Le type II est « celui qui se rend aux bons avis » (Travaux, ligne 295), ce qui correspond à l'esclave par nature selon Aristote : il n'a la raison en partage que dans la mesure où il la perçoit chez les autres (Politique, I, v, 1254b) ; c'est aussi bien l'état de tutelle selon Kant : « La minorité, c'est l'incapacité de se servir de son intelligence sans utiliser la direction d'un autre. Cette minorité est coupable quand ce n'est pas le manque d'intelligence qui en est la cause mais le manque de décision et de courage à s’en servir sans utiliser la direction d'un autre. » (Qu'est-ce que les Lumières?, 1784) ; chez l'enfant à instruire, cette incapacité est, idéalement, provisoire. De ces individus du deuxième type hésiodien, lorsqu'ils sont adultes, on dit généralement qu'ils ont du bon sens (« cette amorçe de raison qu'est le simple bon sens », écrit Adrien Barrot). Lors de l'éducation selon cet idéal humaniste, la méthode érotématique dialogique, c'est-à-dire par questions et réponses, vise à obtenir la transformation du type II en type I.

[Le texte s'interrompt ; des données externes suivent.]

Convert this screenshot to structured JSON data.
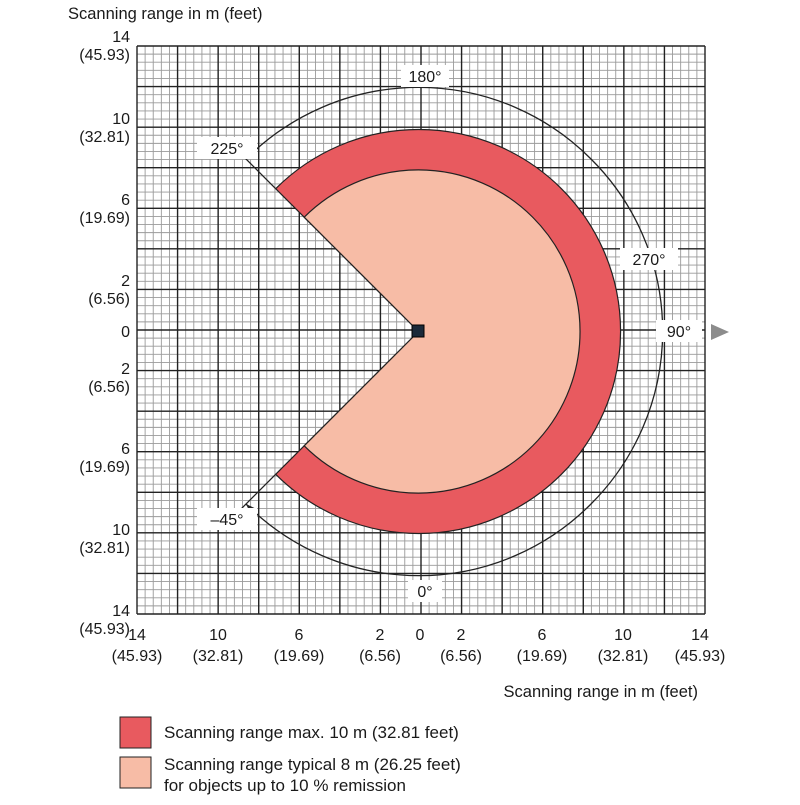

Quant au type III, celui « qui ne sait ni voir par lui-même ni accueillir les conseils » (Travaux, lignes 296-297), il correspond précisément au sot avec lequel « il est impossible de traiter de bonne foi », aux esprits ineptes et mal nés, à l'esprit mal rangé et à la bêtise selon Montaigne (Essais, III, viii, pp. 925, 926 et 929 de l'éd. Villey), à l'esprit faux ou l'esprit boiteux selon Pascal (Pensées, Br. 1, 80). Diderot a défini les huit circonstances en lesquelles un homme aura l’esprit faux (1) :

« Celui qui n’a jamais fait qu’un mauvais usage de ses sens aura l’esprit faux. Celui qui, médiocrement instruit, croira tout savoir, aura l’esprit faux. Celui qui, emporté par la suffisance ou par la vivacité, sera précipité dans ses jugements, aura l’esprit faux. Celui qui aura attaché trop ou trop peu d’importance à quelques objets, aura l’esprit faux. Celui qui osera prononcer dans une question qui excède la capacité de son talent naturel, aura l’esprit faux. […] Celui qui est sujet à des préventions aura l’esprit faux. Celui qui s’entête ou par amour propre, ou par esprit de singularité, ou par goût pour le paradoxe, aura l’esprit faux. Et celui qui a trop de confiance et celui qui n’en a pas assez dans sa raison, aura l’esprit faux. »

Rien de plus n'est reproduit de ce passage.